確保しておくべき運転資金は売り上げの2-3か月分
診療報酬の仕組み
厚生労働大臣が中医協の議論を踏まえて決定。基本的には偶数年の4月に改訂。
毎月、患者保険者ごとに集計し、翌月の10日までに診療報酬請求明細書にまとめて保険者に提出する。
国保連は提出されたレセプトを審査し、請求の翌月の20-25日に医療機関が指定した口座に診療報酬を振り込むため、資金繰りに注意が必要。
開業にかかわる行政手続き
保健所への届け出(開業届)
保険申請
マーケティング
ホームページ(seo,スマホ対応)
医療広告ガイドラインに注意(違反すると都道府県による行政指導の可能性あり)
リスティング広告
従来型の広告
病院検索サイトへの登録
人材の管理
就業規則:常時10人以上の労働者を雇用している会社であれば必ず作成し管轄の労働基準監督署に届出を行う必要がある。
事前に労働者代表に意見を聞いたうえで就業規則を作成し、労働者がいつでも内容を知ることができる状態にすることで「労働者に周知ができている」と判断される。

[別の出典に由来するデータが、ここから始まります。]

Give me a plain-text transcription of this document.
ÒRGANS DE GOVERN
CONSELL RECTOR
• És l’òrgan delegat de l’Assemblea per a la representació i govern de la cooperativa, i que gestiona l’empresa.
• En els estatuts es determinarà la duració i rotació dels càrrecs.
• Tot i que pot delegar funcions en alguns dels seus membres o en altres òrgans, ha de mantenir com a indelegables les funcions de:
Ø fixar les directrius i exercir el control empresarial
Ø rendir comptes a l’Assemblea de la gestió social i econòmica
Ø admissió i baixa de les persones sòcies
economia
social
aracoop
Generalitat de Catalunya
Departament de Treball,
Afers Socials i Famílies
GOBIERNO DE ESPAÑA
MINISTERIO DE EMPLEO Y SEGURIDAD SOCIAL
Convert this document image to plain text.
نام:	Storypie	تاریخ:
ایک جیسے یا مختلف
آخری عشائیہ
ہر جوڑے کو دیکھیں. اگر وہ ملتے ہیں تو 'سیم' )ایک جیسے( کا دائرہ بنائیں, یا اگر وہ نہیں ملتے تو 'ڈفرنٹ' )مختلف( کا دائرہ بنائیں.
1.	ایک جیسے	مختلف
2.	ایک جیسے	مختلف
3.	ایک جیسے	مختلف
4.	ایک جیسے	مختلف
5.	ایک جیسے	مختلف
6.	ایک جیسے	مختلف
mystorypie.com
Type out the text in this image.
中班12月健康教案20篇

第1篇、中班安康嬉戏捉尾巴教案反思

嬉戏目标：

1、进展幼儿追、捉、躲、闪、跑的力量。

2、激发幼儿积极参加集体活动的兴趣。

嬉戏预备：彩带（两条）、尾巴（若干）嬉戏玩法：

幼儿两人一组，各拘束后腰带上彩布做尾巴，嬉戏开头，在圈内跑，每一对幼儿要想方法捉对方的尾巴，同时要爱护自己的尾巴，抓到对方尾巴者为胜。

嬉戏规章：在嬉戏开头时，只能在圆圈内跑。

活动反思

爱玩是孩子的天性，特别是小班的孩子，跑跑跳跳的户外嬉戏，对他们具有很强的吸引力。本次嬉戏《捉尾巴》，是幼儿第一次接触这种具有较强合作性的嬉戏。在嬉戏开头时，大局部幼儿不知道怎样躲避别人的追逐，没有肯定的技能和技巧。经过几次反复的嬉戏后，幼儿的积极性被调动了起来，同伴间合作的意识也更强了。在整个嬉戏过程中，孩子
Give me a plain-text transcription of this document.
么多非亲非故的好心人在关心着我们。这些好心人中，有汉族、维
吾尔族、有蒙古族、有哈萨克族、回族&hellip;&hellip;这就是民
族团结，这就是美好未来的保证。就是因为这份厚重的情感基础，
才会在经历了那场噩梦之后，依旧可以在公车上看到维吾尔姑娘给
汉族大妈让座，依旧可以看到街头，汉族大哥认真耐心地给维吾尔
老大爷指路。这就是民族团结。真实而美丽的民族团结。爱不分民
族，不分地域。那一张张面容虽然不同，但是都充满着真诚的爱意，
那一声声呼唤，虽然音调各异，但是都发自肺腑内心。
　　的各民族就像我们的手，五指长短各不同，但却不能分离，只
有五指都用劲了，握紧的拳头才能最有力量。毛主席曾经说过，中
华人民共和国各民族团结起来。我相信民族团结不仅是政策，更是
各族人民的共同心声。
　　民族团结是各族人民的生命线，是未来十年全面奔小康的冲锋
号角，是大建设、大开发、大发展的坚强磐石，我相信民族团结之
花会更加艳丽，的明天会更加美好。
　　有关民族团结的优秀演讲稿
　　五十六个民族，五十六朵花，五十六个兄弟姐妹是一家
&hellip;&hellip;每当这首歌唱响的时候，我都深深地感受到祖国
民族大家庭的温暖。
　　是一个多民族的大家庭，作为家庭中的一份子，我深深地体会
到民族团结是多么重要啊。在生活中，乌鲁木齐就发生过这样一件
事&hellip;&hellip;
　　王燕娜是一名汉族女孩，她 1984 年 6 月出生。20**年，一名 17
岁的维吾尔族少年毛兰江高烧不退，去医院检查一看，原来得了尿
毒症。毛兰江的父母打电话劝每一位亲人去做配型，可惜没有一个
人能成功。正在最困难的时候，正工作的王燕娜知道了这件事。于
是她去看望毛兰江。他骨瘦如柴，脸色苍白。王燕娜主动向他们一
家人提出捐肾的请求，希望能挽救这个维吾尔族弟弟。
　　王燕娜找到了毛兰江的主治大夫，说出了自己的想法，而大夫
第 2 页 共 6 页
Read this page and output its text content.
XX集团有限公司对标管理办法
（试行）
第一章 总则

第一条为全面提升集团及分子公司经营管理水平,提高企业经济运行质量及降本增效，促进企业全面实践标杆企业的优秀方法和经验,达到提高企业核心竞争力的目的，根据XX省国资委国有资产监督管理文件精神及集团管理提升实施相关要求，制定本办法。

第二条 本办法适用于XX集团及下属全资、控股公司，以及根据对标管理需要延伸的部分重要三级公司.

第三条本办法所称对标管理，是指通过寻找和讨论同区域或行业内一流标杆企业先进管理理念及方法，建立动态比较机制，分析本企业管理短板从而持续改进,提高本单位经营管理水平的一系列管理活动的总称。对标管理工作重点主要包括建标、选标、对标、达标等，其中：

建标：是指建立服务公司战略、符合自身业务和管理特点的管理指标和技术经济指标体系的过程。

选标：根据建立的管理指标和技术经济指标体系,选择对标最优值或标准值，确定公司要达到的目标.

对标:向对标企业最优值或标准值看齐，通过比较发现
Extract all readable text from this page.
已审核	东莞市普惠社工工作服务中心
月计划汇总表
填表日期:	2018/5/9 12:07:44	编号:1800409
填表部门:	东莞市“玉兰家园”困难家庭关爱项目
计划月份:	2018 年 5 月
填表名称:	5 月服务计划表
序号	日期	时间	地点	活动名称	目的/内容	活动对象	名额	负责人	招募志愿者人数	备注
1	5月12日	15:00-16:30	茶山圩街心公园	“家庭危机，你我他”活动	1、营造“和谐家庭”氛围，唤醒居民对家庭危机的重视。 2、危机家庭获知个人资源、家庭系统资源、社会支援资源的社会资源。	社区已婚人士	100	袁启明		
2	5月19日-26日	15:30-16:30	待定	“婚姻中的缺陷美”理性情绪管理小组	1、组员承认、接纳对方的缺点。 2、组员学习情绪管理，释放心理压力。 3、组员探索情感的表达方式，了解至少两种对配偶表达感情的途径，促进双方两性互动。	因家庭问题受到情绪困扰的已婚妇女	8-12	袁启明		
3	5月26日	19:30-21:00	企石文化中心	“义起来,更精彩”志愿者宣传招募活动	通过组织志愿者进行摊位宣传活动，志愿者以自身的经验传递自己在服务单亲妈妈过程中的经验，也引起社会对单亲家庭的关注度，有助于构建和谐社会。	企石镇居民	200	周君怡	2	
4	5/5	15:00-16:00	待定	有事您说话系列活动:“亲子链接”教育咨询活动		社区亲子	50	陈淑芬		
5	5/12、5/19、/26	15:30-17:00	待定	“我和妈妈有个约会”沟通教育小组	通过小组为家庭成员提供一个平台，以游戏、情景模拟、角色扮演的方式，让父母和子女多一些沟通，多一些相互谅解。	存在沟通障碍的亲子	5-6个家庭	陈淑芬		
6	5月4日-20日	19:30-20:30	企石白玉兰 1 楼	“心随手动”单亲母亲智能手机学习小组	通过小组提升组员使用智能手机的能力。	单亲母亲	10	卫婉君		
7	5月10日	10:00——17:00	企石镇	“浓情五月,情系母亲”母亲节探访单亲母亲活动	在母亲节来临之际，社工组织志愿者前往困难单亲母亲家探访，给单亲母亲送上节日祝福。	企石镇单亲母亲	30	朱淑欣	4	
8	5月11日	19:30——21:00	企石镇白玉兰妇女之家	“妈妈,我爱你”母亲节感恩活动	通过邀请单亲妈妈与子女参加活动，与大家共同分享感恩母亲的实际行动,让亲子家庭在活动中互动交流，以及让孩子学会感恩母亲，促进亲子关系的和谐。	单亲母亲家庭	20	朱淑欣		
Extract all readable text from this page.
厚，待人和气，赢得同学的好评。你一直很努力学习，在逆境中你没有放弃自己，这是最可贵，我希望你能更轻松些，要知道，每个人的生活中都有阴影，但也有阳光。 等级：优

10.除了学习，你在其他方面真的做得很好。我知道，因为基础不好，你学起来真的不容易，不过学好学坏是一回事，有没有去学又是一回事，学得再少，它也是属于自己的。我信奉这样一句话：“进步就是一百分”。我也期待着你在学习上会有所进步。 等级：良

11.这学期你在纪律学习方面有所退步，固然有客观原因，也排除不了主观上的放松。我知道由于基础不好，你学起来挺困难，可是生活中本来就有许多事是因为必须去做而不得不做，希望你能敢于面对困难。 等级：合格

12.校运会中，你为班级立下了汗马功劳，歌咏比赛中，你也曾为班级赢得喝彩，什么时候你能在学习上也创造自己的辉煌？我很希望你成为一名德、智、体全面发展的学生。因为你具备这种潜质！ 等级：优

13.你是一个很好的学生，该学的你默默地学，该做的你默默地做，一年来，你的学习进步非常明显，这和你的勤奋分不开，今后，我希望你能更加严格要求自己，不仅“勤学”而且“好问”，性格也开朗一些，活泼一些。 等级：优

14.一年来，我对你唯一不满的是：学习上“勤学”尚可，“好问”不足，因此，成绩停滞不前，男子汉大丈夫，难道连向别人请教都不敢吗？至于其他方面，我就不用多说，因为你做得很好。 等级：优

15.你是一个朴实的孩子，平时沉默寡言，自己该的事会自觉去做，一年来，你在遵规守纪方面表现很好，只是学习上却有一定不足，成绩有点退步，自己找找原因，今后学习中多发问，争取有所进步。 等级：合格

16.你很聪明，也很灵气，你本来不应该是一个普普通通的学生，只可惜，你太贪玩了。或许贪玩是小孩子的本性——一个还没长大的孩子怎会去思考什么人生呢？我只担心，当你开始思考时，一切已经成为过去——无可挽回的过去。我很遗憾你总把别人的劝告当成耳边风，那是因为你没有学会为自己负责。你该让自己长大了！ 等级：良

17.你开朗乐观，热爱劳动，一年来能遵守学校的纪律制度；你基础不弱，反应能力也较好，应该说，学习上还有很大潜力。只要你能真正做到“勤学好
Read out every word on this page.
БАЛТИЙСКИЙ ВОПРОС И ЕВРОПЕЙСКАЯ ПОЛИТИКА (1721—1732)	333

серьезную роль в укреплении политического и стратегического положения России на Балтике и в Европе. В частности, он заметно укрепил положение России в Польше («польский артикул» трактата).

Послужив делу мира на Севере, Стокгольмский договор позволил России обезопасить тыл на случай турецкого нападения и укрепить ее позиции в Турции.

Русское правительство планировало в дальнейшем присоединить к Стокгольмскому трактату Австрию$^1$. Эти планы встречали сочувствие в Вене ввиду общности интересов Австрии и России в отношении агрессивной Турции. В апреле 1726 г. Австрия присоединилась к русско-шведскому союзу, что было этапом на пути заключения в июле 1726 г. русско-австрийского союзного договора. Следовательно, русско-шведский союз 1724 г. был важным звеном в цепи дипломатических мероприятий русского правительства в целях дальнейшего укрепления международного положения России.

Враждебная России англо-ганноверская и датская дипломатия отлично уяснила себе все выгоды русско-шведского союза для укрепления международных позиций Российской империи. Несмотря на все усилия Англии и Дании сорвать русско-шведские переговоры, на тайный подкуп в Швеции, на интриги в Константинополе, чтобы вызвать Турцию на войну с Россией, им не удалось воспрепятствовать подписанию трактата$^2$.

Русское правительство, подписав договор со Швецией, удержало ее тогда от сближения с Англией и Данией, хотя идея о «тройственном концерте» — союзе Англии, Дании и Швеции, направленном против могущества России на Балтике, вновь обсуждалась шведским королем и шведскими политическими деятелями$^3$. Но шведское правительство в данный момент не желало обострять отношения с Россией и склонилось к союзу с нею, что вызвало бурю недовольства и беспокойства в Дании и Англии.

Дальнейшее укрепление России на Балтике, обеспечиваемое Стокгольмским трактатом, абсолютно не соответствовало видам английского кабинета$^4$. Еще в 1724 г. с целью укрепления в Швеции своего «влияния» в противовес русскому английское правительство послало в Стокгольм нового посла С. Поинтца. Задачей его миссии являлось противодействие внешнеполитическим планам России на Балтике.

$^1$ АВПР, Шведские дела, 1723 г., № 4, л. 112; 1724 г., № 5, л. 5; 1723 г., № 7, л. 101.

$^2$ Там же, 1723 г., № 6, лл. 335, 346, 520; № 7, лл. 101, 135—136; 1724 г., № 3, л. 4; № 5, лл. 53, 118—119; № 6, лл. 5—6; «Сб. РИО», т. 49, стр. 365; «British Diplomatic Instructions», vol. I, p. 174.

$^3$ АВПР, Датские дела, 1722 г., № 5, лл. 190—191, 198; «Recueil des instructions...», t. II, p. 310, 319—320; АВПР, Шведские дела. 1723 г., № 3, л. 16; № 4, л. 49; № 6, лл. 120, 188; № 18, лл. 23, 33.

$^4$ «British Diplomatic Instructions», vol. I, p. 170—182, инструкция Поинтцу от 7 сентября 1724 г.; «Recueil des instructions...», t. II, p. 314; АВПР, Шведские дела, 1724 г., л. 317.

労務トラブルの多くが離職時である。労働基準法や就業規則に関する問題に備えて、社会保険労務士や弁護士と顧問契約するなど、問題が発生した際にタイムリーに対応できる体制を整える必要がある。
リスク管理
個人情報保護について「医療・介護関連事業者における個人情報の適切な取り扱いのためのガイダンス」を参考にする。
その他
オンライン診療が行われている主な対象疾患として高血圧、AGA、アレルギー性鼻炎、睡眠時無呼吸症候群。
精神科や皮膚科はオンライン診療の適応が比較的ありそう。